Masyarakat silih asuh memandang kepentingan kolektif maupun pribadi mendapat perhatian serius melalui saling control, tegur sapa, dan saling menasehati. Budaya silih asuh inilah yang kemudian memperkuat ikatan emosional yang telah dikembangkan dalam tradisi silih aih dan silih asah dalam masyarakat Sunda. Oleh karena itu, dalam masyarakat Sunda sangat jarang terjadi konflik dan kericuhan, tetapi ketika ada kelompok lain yang mencoba mengusik ketenangannya, maka mereka bangkit melawan secara serempak (simultan).

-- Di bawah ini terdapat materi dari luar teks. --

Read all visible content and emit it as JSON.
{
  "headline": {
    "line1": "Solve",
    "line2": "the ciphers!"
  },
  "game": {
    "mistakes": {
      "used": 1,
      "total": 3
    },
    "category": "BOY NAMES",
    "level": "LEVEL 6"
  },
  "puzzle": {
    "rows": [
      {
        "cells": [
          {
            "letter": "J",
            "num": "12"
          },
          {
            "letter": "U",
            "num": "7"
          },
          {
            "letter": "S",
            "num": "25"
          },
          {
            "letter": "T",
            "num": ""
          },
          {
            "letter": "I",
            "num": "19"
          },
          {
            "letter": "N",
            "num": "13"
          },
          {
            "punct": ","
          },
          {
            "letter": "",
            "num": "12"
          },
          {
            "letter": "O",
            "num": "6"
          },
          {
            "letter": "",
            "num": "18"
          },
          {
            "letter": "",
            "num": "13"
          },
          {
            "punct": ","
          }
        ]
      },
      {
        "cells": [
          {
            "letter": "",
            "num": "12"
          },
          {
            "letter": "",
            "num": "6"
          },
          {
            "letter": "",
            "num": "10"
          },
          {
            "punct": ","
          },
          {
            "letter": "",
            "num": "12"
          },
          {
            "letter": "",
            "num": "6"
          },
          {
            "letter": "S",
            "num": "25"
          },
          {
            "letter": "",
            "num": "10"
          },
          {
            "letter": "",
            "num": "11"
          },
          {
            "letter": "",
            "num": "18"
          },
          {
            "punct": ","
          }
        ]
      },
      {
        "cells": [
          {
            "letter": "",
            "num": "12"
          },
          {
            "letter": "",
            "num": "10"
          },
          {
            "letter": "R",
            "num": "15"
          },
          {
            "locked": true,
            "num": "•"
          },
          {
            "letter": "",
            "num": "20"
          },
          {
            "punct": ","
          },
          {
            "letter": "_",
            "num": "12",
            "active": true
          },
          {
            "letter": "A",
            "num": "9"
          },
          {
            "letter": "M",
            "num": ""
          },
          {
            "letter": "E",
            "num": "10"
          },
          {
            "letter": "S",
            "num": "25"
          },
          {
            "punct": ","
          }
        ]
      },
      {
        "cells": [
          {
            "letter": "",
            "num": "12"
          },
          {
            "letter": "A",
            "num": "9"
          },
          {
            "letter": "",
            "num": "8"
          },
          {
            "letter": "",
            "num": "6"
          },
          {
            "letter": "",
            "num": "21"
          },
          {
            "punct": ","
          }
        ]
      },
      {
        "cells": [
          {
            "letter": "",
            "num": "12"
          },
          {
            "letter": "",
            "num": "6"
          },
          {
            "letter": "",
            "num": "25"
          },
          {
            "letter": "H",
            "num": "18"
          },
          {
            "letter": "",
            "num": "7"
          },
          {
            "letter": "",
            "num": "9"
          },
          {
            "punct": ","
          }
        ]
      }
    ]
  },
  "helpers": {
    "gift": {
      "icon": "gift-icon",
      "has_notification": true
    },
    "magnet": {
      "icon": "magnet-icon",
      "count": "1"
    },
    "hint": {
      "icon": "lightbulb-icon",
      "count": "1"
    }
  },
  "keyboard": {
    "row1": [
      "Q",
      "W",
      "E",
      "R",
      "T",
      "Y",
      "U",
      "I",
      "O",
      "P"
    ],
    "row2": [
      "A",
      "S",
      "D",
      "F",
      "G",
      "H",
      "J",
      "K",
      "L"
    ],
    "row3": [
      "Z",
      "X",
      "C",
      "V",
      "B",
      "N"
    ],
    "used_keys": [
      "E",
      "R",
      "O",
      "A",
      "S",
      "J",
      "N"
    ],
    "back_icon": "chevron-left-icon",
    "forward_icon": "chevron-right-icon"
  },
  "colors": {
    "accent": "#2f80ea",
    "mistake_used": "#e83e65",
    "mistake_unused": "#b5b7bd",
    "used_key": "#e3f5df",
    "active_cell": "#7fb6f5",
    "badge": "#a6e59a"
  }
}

Budaya silih asuh inilah yang merupakan manifestasi akhlak Tuhan Yang Maha Pembimbing dan Maha Menjaga. Hal inilah yang kemudian dilembagakan dalam silih amar ma’ruf nahi munkar. Dengan demikian, dapat dipahami bahwa silih asuh merupakan etos pembebasan dalam masyarakat Sunda dari kebodohan, keterbelakangan, kegelisahan hidup, dan segala bentuk kejahatan.
Dengan demikian, busaya silih asih, silih asah, dan silih asuh tetap akan selalu relevan dalam menghadapi tantangan modernisasi. Melalui strategi budaya silih asih, silih asah, dan silih asuh, manusia modern akan dikembalikan citra dirinya sehingga akan terbatas dari kegelisahan, kebingungan, dan penderitaan serta ketegangan psikologis dan etis.